What are the five stages of counting?

Counting is a crucial part of Fundamental Mathematics. Basic mathematics and all mathematical formulas are derived from numbers and their relations they hold amongst them. Probability is the Mathematical branch dealing with chances and likeliness of a particular outcome out of all the possible outcomes that can occur. A Probability Event gives the measure of chances of Favorable /desired /wanted outcome to be the final outcome of the probability event. Probability largely deals with numbers and the chances of occurrence of different numbers. 

Stages of Counting

There are five basic stages of counting. Starting from Count all, Count on, Maintain cardinality, stable order, and conservative. Let’s take a look at all these stages in detail,

• Count All

Count all the entities irrespective of the order of the entities, keeping in-tact the abstraction of different entities. Entities are considered equal while counting, there is no discrimination done based on the shape, size or characteristics of entity.

• Count On 

Group entities as and when required according to the ask and need of the problem statement. One-to-one Mapping is followed while counting different entities.Each entity that needs to be considered, is only counted once.

• Maintain Cardinality

Cardinality is important w.r.t counting. Recounting should not be practiced, each entity needs to be counted only once. There needs to be no recounting with respect to any of the given entity. 

• Stable Order

By stable order, it is meant that the total number of entities must be a maximum numerical value. Order Irrelevance is the most important stage while considering counting different entities i.e. No fixed order is followed, while counting different entities

• Conservation

The count of entity remains the same, irrespective of the proximity of different entities. The distance between the entities is irrelevant  while  considering  count of different entities. Entities which are placed far will have same count as entities which are placed closer to each other, if they are same in number.

Counting in Probability

Counting in Probability stands for considering the count/ different ways of choices or options available to choose amongst the given entities. The count of choices is determined by the available entities. 

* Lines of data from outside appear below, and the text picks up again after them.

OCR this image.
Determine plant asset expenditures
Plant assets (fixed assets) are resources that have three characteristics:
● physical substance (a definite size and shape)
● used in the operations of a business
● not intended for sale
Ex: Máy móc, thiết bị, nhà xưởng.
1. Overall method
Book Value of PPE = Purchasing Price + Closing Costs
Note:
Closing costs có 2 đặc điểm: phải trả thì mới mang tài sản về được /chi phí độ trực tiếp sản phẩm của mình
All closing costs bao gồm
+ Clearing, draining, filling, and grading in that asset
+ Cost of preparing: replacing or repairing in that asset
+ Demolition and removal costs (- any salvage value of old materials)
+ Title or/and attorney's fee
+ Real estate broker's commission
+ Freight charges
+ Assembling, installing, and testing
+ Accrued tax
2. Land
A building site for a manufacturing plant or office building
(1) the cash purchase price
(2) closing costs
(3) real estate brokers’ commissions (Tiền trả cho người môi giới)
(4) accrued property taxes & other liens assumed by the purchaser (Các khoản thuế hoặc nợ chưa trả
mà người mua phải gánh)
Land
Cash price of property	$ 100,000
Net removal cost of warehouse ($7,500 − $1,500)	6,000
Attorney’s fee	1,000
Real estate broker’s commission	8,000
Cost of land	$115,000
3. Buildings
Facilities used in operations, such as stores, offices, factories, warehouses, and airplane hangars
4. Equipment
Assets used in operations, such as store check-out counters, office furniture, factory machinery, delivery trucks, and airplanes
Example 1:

The different stages of Counting deal with the Fundamental Principle of Counting. The Fundamental Principle of Counting thus is very important aspect considering the probability of available choices for numbers. 

The Fundamental Principle of Counting says that for every available entity having ‘n’ choices related with it, then the total number of ways linked to it will be,

n₁ × n₂ × n₃ × n₄…

Steps in Fundamental Principal of Counting

• Step 1: The entity of finding probability is identified.
• Step 2: For each entity the available options are considered.
• Step 3: Each of the available options of the different entities are multiplied, to give the different number of ways of Probability ,or the Count of Number of Different Ways of Probability of a given event.

Sample Problems

Question 1: A teacher has 10 White chalks and 3 Slate Boards. In how many ways can she select a chalk and slate board ?

Solution: 

Choices available for White chalks = 10

Choices available for Slate Boards = 3

Number of Ways for Choosing can take place by the teacher = Choices available for White chalks x Choices available for Slate Boards

= 10 × 3

= 30

Question 2: A boy has choices for 8 Sausages and 4 types of Bread. In how many ways can she select one Sausage an one type of Bread ?

Solution:

Choices available for Sausages = 8

Choices available for Bread = 4

Number of Ways for Choosing can take place by the Boy = Choices available for Sausages x Choices available for Bread

= 8 × 4

= 32

Question 3: Consider a girl having choices to select among 5 Dresses and 4 Snickers.

Solution:

Choices available for Dresses = 5

Choices available for Snickers = 4

Number of Ways for Choosing can take place by the Girl = Choices available for Dresses × Choices available for Snickers

= 5 × 4

= 20

Question 4: A teacher has 27 notebooks and 2 pen: red and blue. In how many ways can she select a notebook and pen ?

Solution:

Choices available for notebooks = 27

Choices available for pen = 2

No. of Ways for Choosing can take place by the teacher = Choices available for notebooks x Choices available for pen

= 27 × 2

= 54

Question 5: Consider a couple having choices to select among 8 Starters and 6 Desserts for Dinner.

Solution:

Choices available for Starters = 8

Choices available for Desserts = 6

Number of Ways for Choosing can take place by the couple = Choices available for Starters × Choices available for Desserts

= 8 × 6

= 48

Question 6: Consider a girl having choices to select among 10 Dresses and 15 Hairbands.

Solution:

Choices available for Dresses = 10

Choices available for Hairbands = 15

Number of Ways for Choosing can take place by the Girl = Choices available for Dresses × Choices available for Hairbands

= 10 × 15

= 150

Question 7: Consider a girl having choices to select among 3 Dresses and 2 Snickers.

Solution: 

Choices available for Dresses = 3

Choices available for Snickers = 2

Number of Ways for Choosing can take place by the Girl = Choices available for Dresses × Choices available for Snickers 

= 3 × 2

= 6